Some say it serves her right. The queen of Judeo-Christian morality has lowered the boom on many a philandering adulterer. She has doled out tough love like it was peppermint sticks. She has ordered thousands to go sleep in the beds they made. So, some argue, this is poetic justice. But mostly it’s just something we didn’t need to know, and now that we do, we wish we didn’t.

Here’s another question that never should have been asked: "What is girl power?" Now that Posh and Scary Spice are both expecting their first children, we have a better idea of what girl power means: Women should use their feminine wiles to snare a man and make sure they have babies before they get too old (spelled t-h-i-r-t-y). The Spice Girls call it new feminism, but our moms just called it getting knocked up.

Teens and sex. Now there’s a sore spot. If there was ever a subject you don’t want to know about, that’s it. The antics of Daniel Granger, the Grosse Pointe playboy who tried to deflower anything answering a booty call (even if it was still in diapers) was only the tip of the iceberg.
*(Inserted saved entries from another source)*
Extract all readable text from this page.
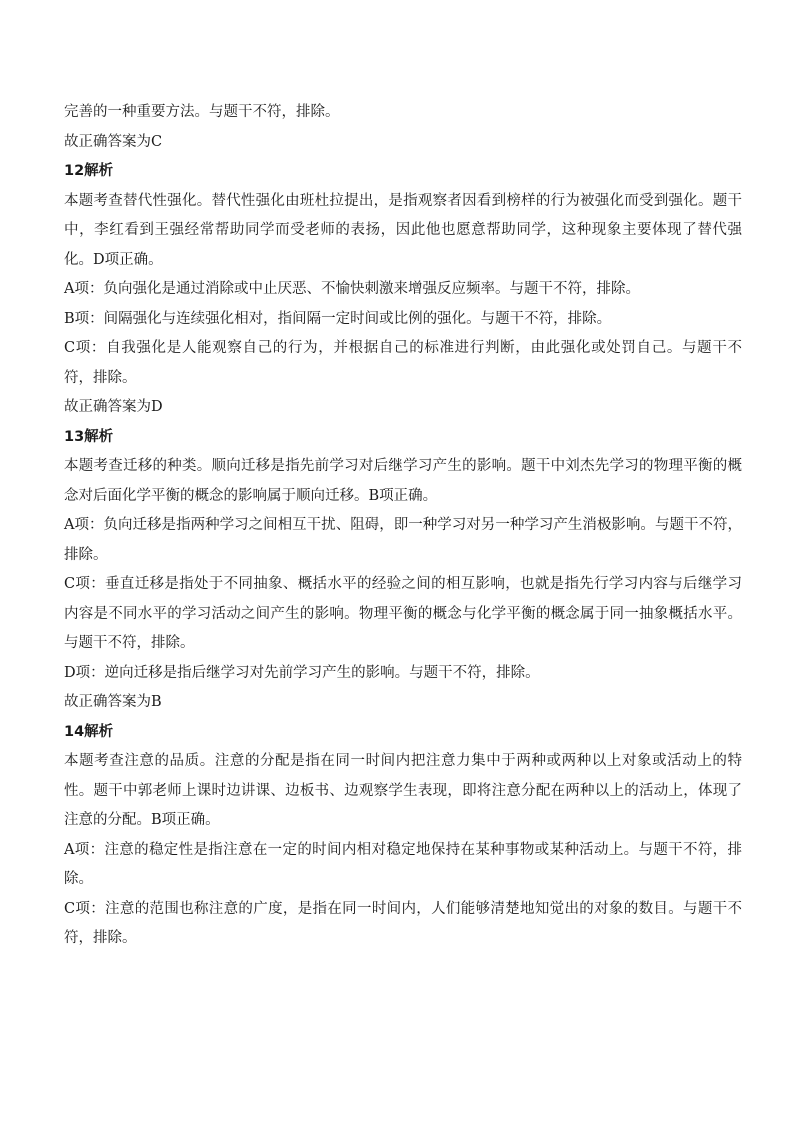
完善的一种重要方法。与题干不符，排除。

故正确答案为C

12解析

本题考查替代性强化。替代性强化由班杜拉提出，是指观察者因看到榜样的行为被强化而受到强化。题干中，李红看到王强经常帮助同学而受老师的表扬，因此他也愿意帮助同学，这种现象主要体现了替代强化。D项正确。

A项：负向强化是通过消除或中止厌恶、不愉快刺激来增强反应频率。与题干不符，排除。

B项：间隔强化与连续强化相对，指间隔一定时间或比例的强化。与题干不符，排除。

C项：自我强化是人能观察自己的行为，并根据自己的标准进行判断，由此强化或处罚自己。与题干不符，排除。

故正确答案为D

13解析

本题考查迁移的种类。顺向迁移是指先前学习对后继学习产生的影响。题干中刘杰先学习的物理平衡的概念对后面化学平衡的概念的影响属于顺向迁移。B项正确。

A项：负向迁移是指两种学习之间相互干扰、阻碍，即一种学习对另一种学习产生消极影响。与题干不符，排除。

C项：垂直迁移是指处于不同抽象、概括水平的经验之间的相互影响，也就是指先行学习内容与后继学习内容是不同水平的学习活动之间产生的影响。物理平衡的概念与化学平衡的概念属于同一抽象概括水平。与题干不符，排除。

D项：逆向迁移是指后继学习对先前学习产生的影响。与题干不符，排除。

故正确答案为B

14解析

本题考查注意的品质。注意的分配是指在同一时间内把注意力集中于两种或两种以上对象或活动上的特性。题干中郭老师上课时边讲课、边板书、边观察学生表现，即将注意分配在两种以上的活动上，体现了注意的分配。B项正确。

A项：注意的稳定性是指注意在一定的时间内相对稳定地保持在某种事物或某种活动上。与题干不符，排除。

C项：注意的范围也称注意的广度，是指在同一时间内，人们能够清楚地知觉出的对象的数目。与题干不符，排除。
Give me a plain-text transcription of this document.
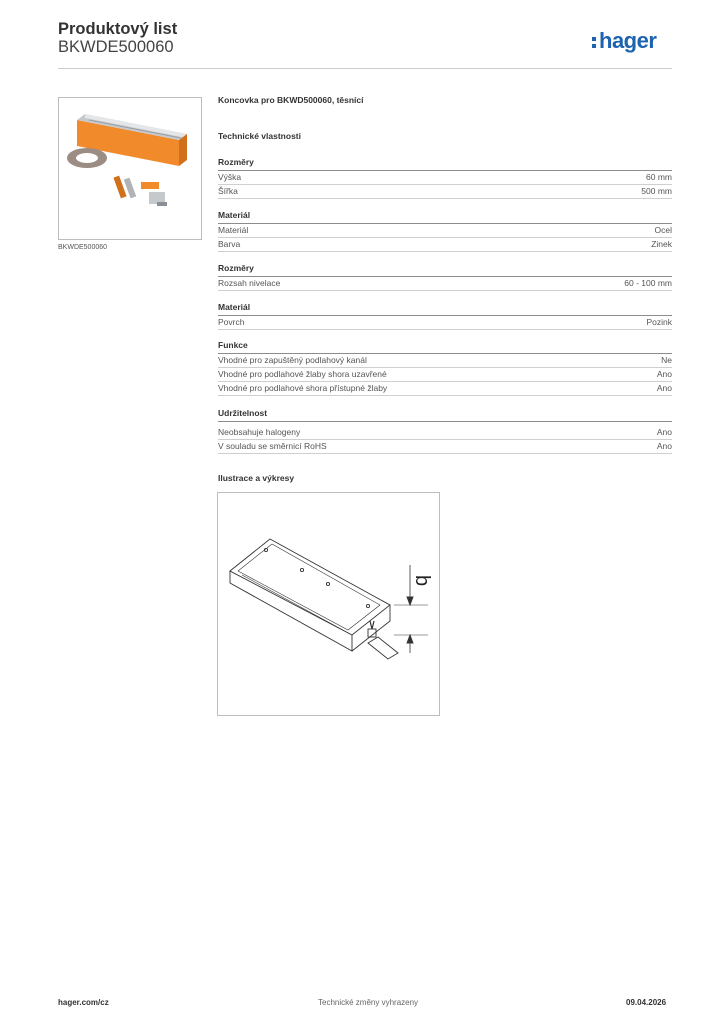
Produktový list
BKWDE500060	hager
BKWDE500060
Koncovka pro BKWD500060, těsnící
Technické vlastnosti
Rozměry
Výška	60 mm
Šířka	500 mm
Materiál
Materiál	Ocel
Barva	Zinek
Rozměry
Rozsah nivelace	60 - 100 mm
Materiál
Povrch	Pozink
Funkce
Vhodné pro zapuštěný podlahový kanál	Ne
Vhodné pro podlahové žlaby shora uzavřené	Ano
Vhodné pro podlahové shora přístupné žlaby	Ano
Udržitelnost
Neobsahuje halogeny	Ano
V souladu se směrnicí RoHS	Ano
Ilustrace a výkresy
b
hager.com/cz	Technické změny vyhrazeny	09.04.2026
We made ourselves feel better by slapping him in prison on charges of statutory rape.

We protected the virtue of all the women at the University of Michigan that Granger was sure to chase, but we didn’t cope with a hard reality. By the time they graduate from high school, only about one-third of Michigan teens are still virgins. Here’s a hint: There aren’t enough prisons to house all the underaged teens having sex.

That’s just a few examples of sexual duplicity for the new century, but more abound: Women have a constitutional right to choice, but their doctors can hardly practice women’s medicine without being murdered. People say gays can be gays, but not if they keep sending out wedding invitations, and could they please stop nagging employers for domestic partner benefits?
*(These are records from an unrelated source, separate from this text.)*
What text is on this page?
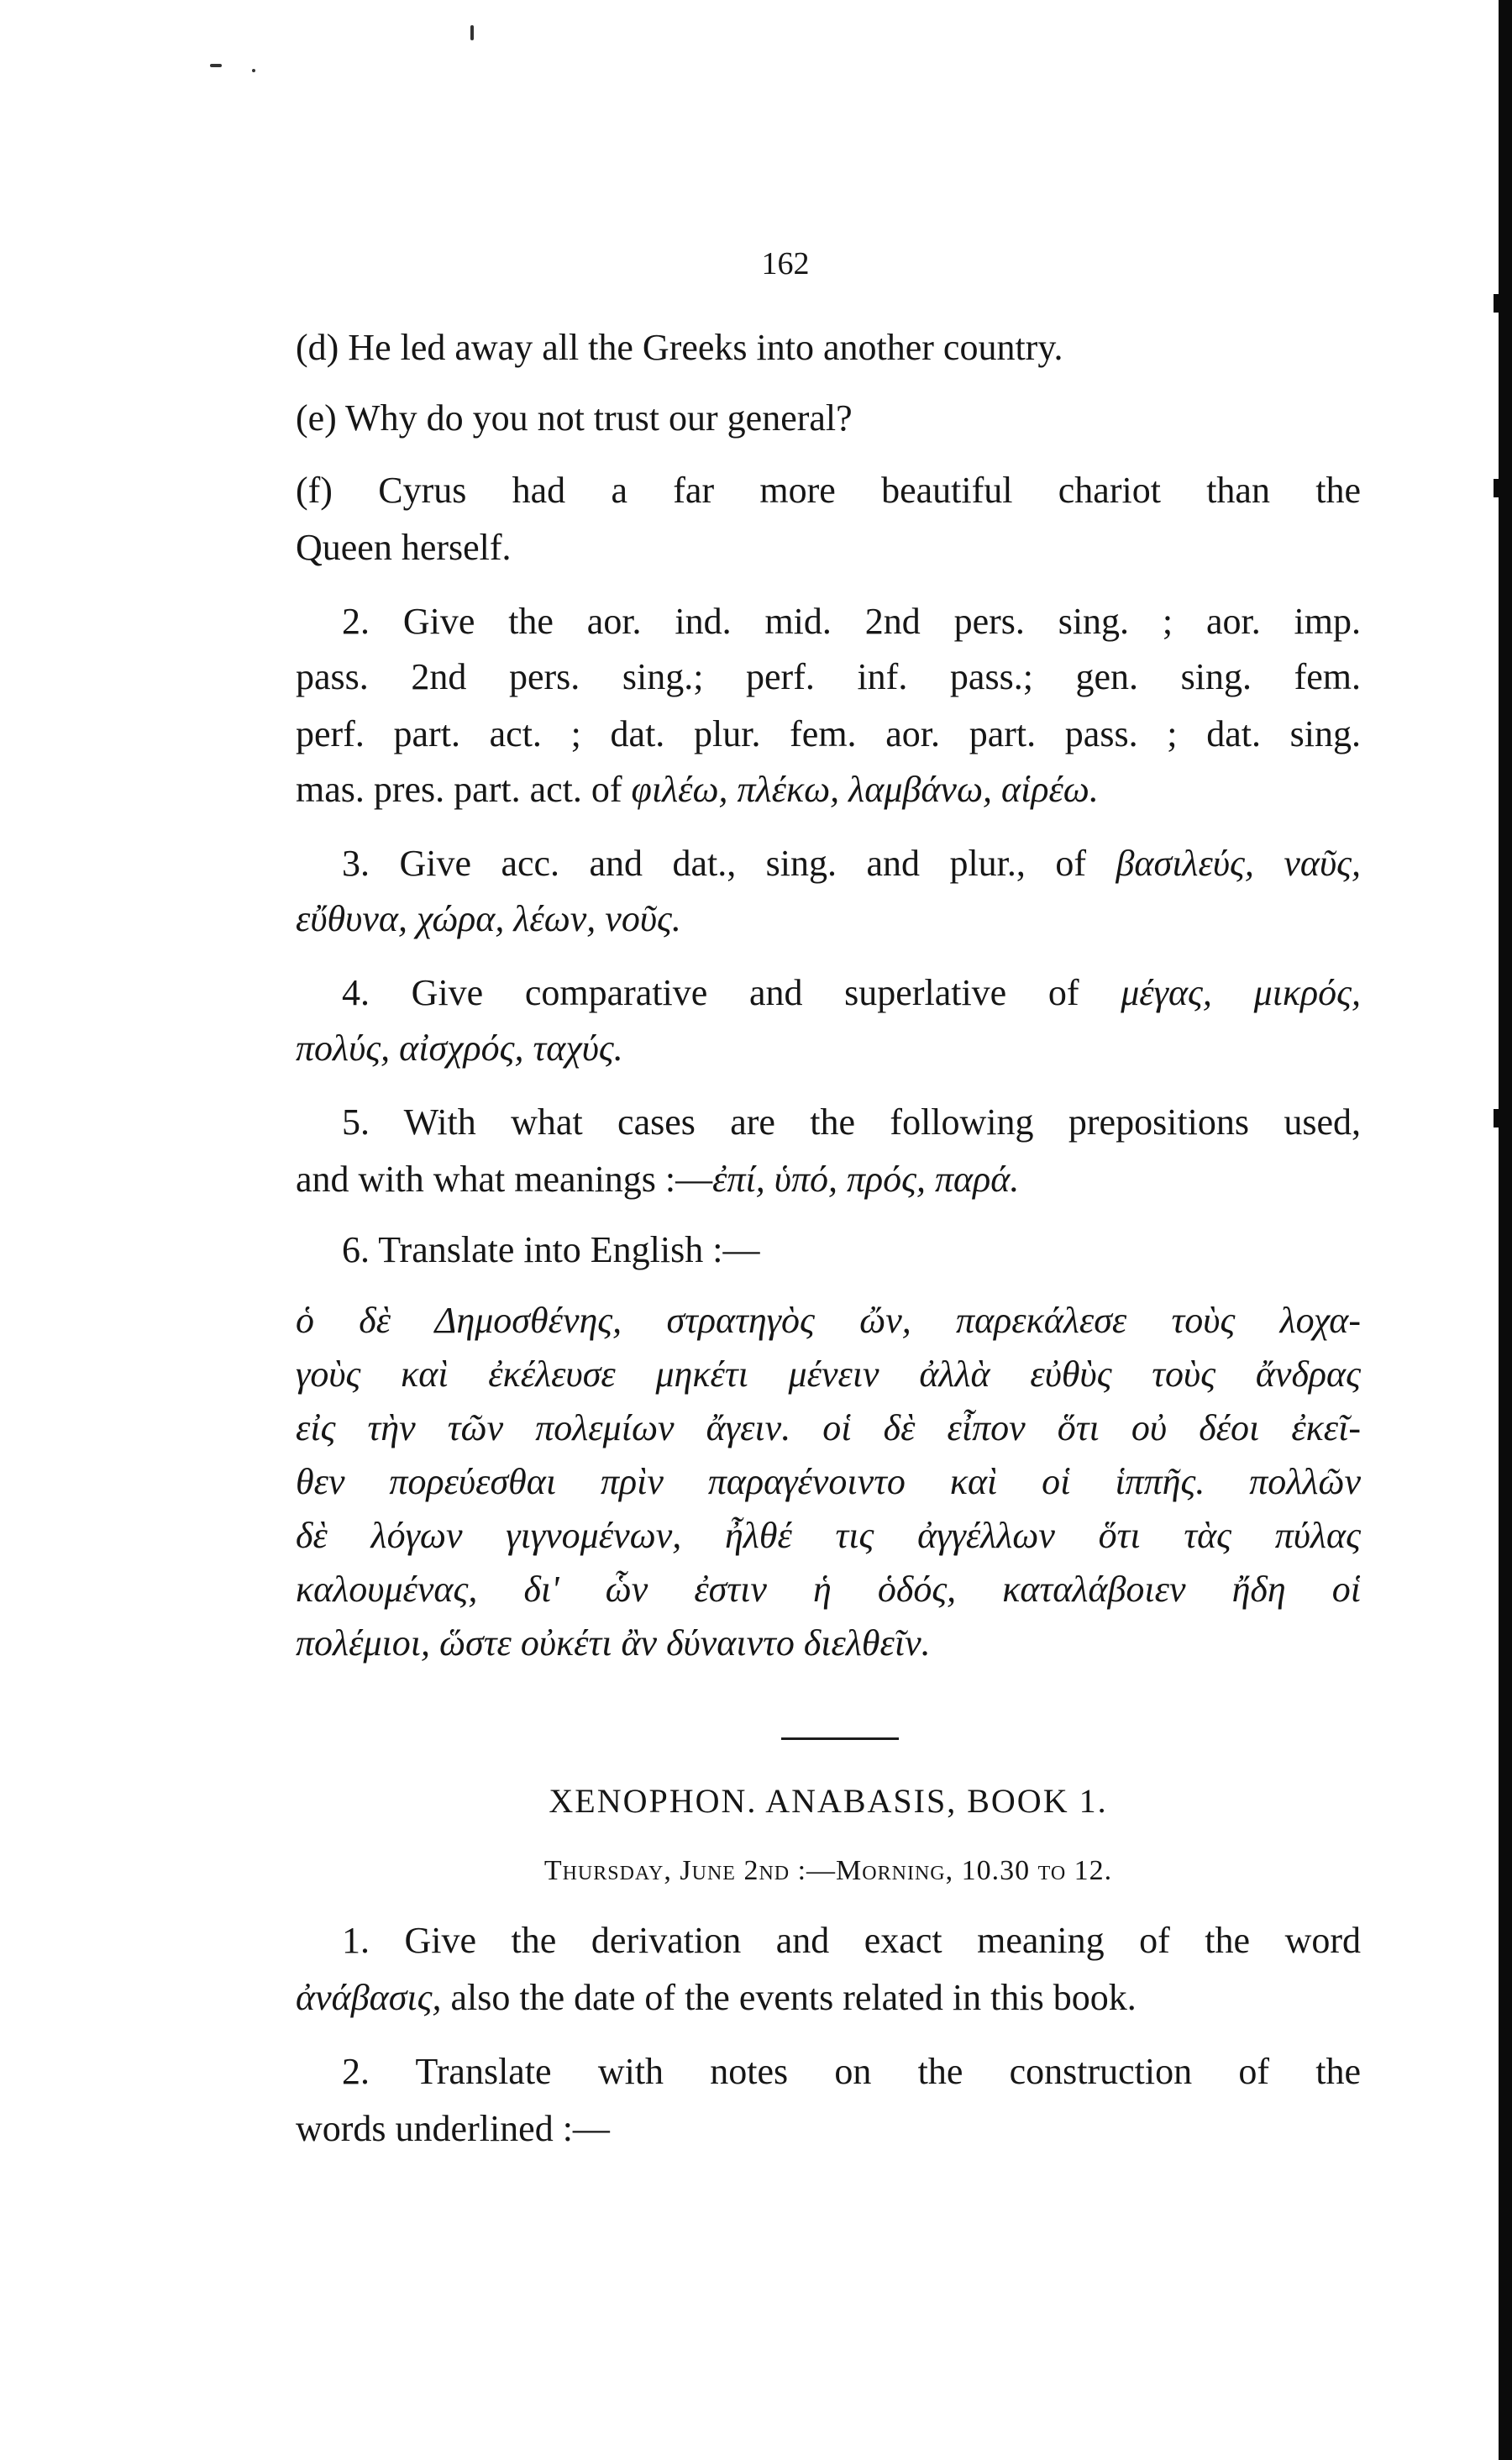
162
(d) He led away all the Greeks into another country.
(e) Why do you not trust our general?
(f) Cyrus had a far more beautiful chariot than the
Queen herself.
2. Give the aor. ind. mid. 2nd pers. sing. ; aor. imp.
pass. 2nd pers. sing.; perf. inf. pass.; gen. sing. fem.
perf. part. act. ; dat. plur. fem. aor. part. pass. ; dat. sing.
mas. pres. part. act. of φιλέω, πλέκω, λαμβάνω, αἱρέω.
3. Give acc. and dat., sing. and plur., of βασιλεύς, ναῦς,
εὔθυνα, χώρα, λέων, νοῦς.
4. Give comparative and superlative of μέγας, μικρός,
πολύς, αἰσχρός, ταχύς.
5. With what cases are the following prepositions used,
and with what meanings :—ἐπί, ὑπό, πρός, παρά.
6. Translate into English :—
ὁ δὲ Δημοσθένης, στρατηγὸς ὤν, παρεκάλεσε τοὺς λοχα-
γοὺς καὶ ἐκέλευσε μηκέτι μένειν ἀλλὰ εὐθὺς τοὺς ἄνδρας
εἰς τὴν τῶν πολεμίων ἄγειν. οἱ δὲ εἶπον ὅτι οὐ δέοι ἐκεῖ-
θεν πορεύεσθαι πρὶν παραγένοιντο καὶ οἱ ἱππῆς. πολλῶν
δὲ λόγων γιγνομένων, ἦλθέ τις ἀγγέλλων ὅτι τὰς πύλας
καλουμένας, δι' ὧν ἐστιν ἡ ὁδός, καταλάβοιεν ἤδη οἱ
πολέμιοι, ὥστε οὐκέτι ἂν δύναιντο διελθεῖν.
XENOPHON. ANABASIS, BOOK 1.
Thursday, June 2nd :—Morning, 10.30 to 12.
1. Give the derivation and exact meaning of the word
ἀνάβασις, also the date of the events related in this book.
2. Translate with notes on the construction of the
words underlined :—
Women who have eight babies at one time — even though they can’t possibly afford them — are celebrities. Women who have eight babies that they can’t afford over several years are condemned as welfare queens.

While RU486 remains logjammed with the Food and Drug Administration, doctors dispense Viagra like Tic-Tacs. Politicians try to close library access to pornography online, but never worry about kids surfing white supremacist propaganda.

Cities try to ban gender-bending Marilyn Manson, but welcome the gender-oppressing Promise Keepers with open arms.

What we need is a good, old-fashioned, retro love-in. A return to the times when everybody asked about sex, everybody told, and nobody was afraid of the answers. When women publicly celebrated their G-spots, when male transsexuals openly challenged women to tennis matches, and when vans were made for lovin’, not luggin’ soccer equipment.